Seowoon o chamou do seu jeito de sempre.
Ele sinceramente sentia que talvez gostasse mais de Cahaya do que Cahaya gostava dele. Afinal, ele tinha nutrido sentimentos não correspondidos por muito tempo, então não achava que os sentimentos deles fossem igualmente equivalentes. O conselho do Mensageiro sobre não se iludir parecia de certa forma válido.
Embora Seowoon tivesse tomado a dianteira, ele não queria deixar Cahaya para trás quando ele estava apenas começando devagar. Ele preferia esperar, mesmo que isso significasse ser o primeiro a começar.
— Oi.
Cahaya respondeu depois de uma longa demora.
— Vamos comer.
Cahaya não conseguiu esconder a confusão enquanto se levantava da cama.
— Ei, não importa o que aconteça, a gente tem que impedir a destruição da Terra primeiro. A gente precisa resolver as coisas juntos.
Seowoon se esforçou muito para conter o sorriso que crescia em seu rosto.
— Ah, deixa a destruição comigo.
O sorriso de Cahaya levantou o ânimo de Seowoon. Seowoon se sentiu muito mais à vontade ao ver aquele sorriso.
— Do que você está falando? Só acorda o moleque e vem para cá. A gente vai fazer uma refeição com o seu tio.
— Não, Seowoon. Eu tenho que ir agora.
O Tio de repente elevou a voz lá de trás.
— Já?
Seowoon se virou com um olhar de pesar.
— Eu vim ver o seu rosto depois de tanto tempo. A gente vai se ver de novo de todo jeito. Assim que o funeral acabar, eu venho visitar. Se cuide.
O Tio abraçou Seowoon e lhe deu tapinhas gentis. Seowoon também o abraçou com força antes de soltar.
— Boa viagem, Tio.
Cahaya se manifestou, segurando a porta de conexão bem aberta. Seu tio esticou a mão e deu um tapinha no ombro de Cahaya.
— Agora que você é o vice-líder da guilda, faça um bom trabalho.
Os olhos de Seowoon se arregalaram de surpresa enquanto ele assistia à despedida.
“Vice-líder da guilda?”
— O Seowoon é o novo líder da guilda agora. Seowoon, por favor cuide do Cahaya, o seu vice-líder.
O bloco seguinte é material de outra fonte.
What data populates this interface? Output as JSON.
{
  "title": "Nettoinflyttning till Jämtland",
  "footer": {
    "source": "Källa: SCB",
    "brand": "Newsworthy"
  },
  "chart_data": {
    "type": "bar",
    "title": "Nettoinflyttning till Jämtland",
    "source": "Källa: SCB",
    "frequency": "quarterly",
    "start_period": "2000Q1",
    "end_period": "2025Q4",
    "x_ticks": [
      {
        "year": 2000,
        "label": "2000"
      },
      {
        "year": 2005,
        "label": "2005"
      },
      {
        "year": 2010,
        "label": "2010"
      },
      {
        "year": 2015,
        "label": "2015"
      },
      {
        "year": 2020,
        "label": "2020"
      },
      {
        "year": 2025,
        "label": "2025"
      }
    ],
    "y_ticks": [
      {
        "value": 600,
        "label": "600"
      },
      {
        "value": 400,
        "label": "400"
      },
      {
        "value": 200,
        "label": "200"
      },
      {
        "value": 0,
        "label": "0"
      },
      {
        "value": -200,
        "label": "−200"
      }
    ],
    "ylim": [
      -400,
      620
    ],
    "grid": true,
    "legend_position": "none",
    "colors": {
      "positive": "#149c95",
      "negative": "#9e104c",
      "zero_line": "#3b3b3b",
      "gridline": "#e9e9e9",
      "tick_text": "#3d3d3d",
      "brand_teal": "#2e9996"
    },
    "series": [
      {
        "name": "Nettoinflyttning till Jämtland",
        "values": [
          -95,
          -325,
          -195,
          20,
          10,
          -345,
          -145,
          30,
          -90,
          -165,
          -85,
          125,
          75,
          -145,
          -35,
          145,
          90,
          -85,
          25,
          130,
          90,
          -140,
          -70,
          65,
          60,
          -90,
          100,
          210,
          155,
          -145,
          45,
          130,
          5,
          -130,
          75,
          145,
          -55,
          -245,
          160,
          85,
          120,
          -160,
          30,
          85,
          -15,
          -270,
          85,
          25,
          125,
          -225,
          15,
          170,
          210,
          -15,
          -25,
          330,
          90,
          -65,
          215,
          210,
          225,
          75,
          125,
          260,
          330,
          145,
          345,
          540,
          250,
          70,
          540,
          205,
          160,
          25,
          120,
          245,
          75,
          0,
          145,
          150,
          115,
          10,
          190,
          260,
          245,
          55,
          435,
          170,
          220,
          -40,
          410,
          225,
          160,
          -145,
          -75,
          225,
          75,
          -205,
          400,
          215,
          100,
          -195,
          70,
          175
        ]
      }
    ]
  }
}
Seowoon apontou para si mesmo, sua expressão mostrando claramente incredulidade.
— Tio, o senhor está me pedindo para virar líder da guilda?
— É. Vocês dois vão se sair bem juntos. Eu preciso ir agora. Eu tenho que cuidar das refeições dos meus pais.
Seowoon sabia bem que isso significava oferecer refeições aos pais falecidos a cada refeição. O Tio encorajou Seowoon dizendo que ele sairia melhor e deixou o quarto de hotel sem nenhuma hesitação. Era bem a cara dele manter sua compostura de sempre, mesmo depois de criar Cahaya.
Seowoon olhou para Cahaya com uma expressão séria. Cahaya estava de pé junto à porta, encostado nela e olhando para Seowoon de cima.
— Vice-líder de guilda?
A pergunta de Seowoon carregava um “Você?” não dito por trás. Cahaya assentiu em resposta. Estivesse Cahaya irritado ou não, Seowoon levou a mão à testa de incredulidade. Aquilo era simplesmente absurdo.
— Por ora, vamos manter isso em segredo dos outros.
— Por quê?
Cahaya perguntou num tom indiferente.
— Ei, se o vice-líder da guilda causar problemas, isso vai afetar a guilda Tacheon inteira.
Quando se trata de membros de guilda, desvios podem ser relevados, mas esse tipo de desculpa não funciona para os do alto escalão.
— Cha Seowoon.
Cahaya baixou a cabeça e sussurrou:
— Eu vou me sair bem, tá?
Seus olhos, encontrando os de Seowoon, cintilavam com uma luz brilhante.
— Então não guarda nenhum preconceito e continua observando. Você vai ver que eu não estou só fazendo cena — eu sou realmente uma pessoa muito boa, porra.
Foi como se ele tivesse recebido uma confissão direta. O rosto de Seowoon corou com uma mistura de emoções, como se um vulcão tivesse entrado em erupção.